Still, leading players remain wary. Vitol, the world’s biggest independent crude trader, said at the weekend that prices had fallen to levels that didn’t reflect risks, including disruptions to Russian exports.
Investors will also get a clearer insight into the perspective of OPEC+ heavyweight Saudi Arabia in the coming days when Saudi Aramco releases official selling prices for May-loading cargoes. A Bloomberg survey of traders and refiners suggested pricing of its key Arab Light grade to Asia may rise to a record as some buyers seek alternatives to Russian crude because of the war.

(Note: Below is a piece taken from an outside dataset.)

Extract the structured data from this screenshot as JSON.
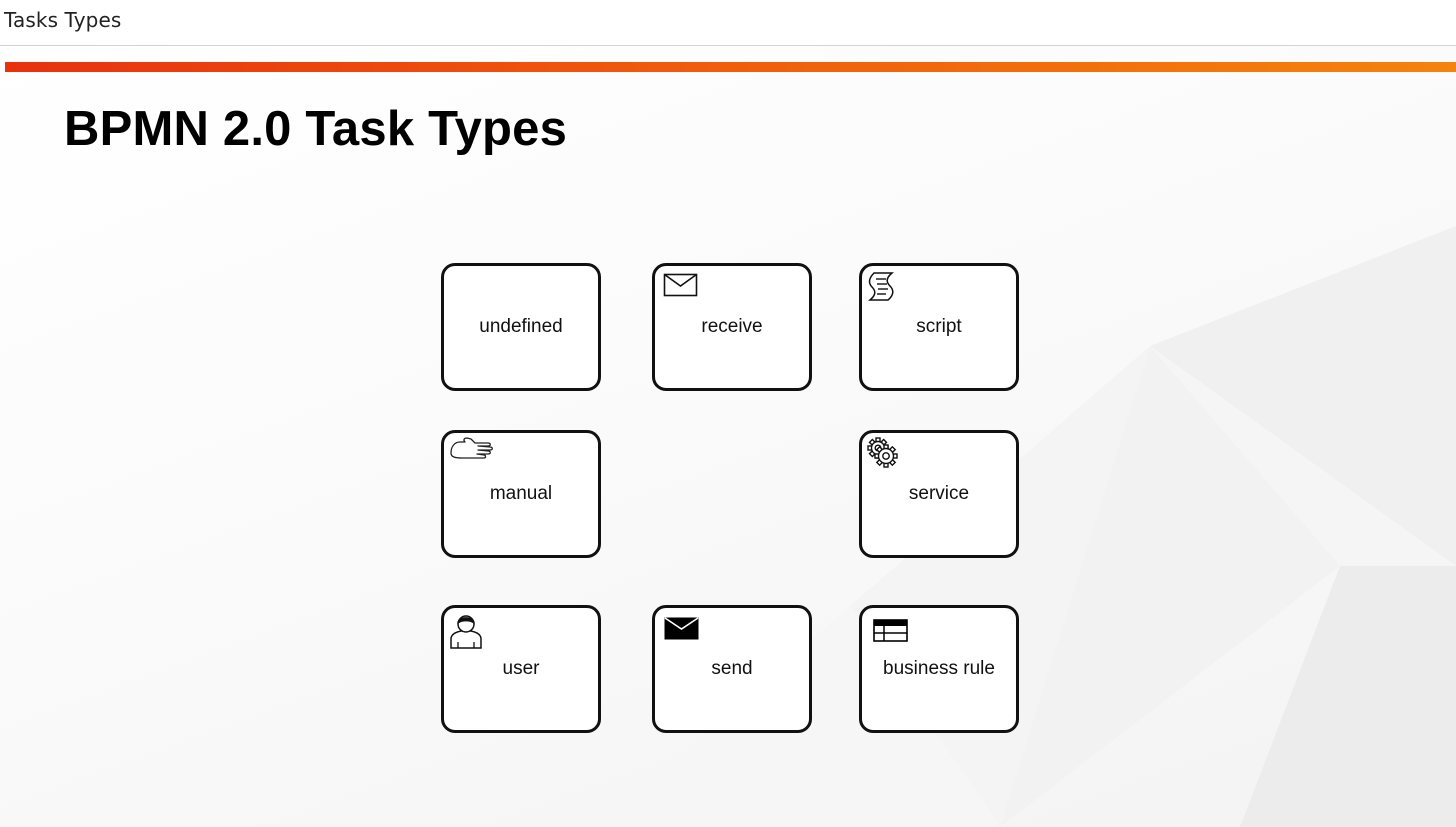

Last week, the Organization of Petroleum Exporting Countries and its allies including Russia endorsed another modest increase in output, despite calls from consumers to loosen the taps at a quicker pace.
- West Texas Intermediate for May delivery rose 0.1% to $99.40 a barrel on the New York Mercantile Exchange at 11:37 a.m. in Singapore.Futures slumped 13% last week, the biggest weekly loss in percentage terms since April 2020.
- Brent for June settlement added 0.1% to $104.51 a barrel on the ICE Futures Europe exchange.
Oil markets remain in backwardation, a bullish pattern, although differentials have narrowed. Brent’s prompt spread — the gap between its two nearest contracts – was $1.51 a barrel in backwardation, from $2.99 a week ago.
Traders are also tracking stop-start talks to restore a 2015 nuclear accord with Iran after Tehran said that it’s close to reaching an agreement with the U.S. If concluded, a pact may boost official Iranian crude exports.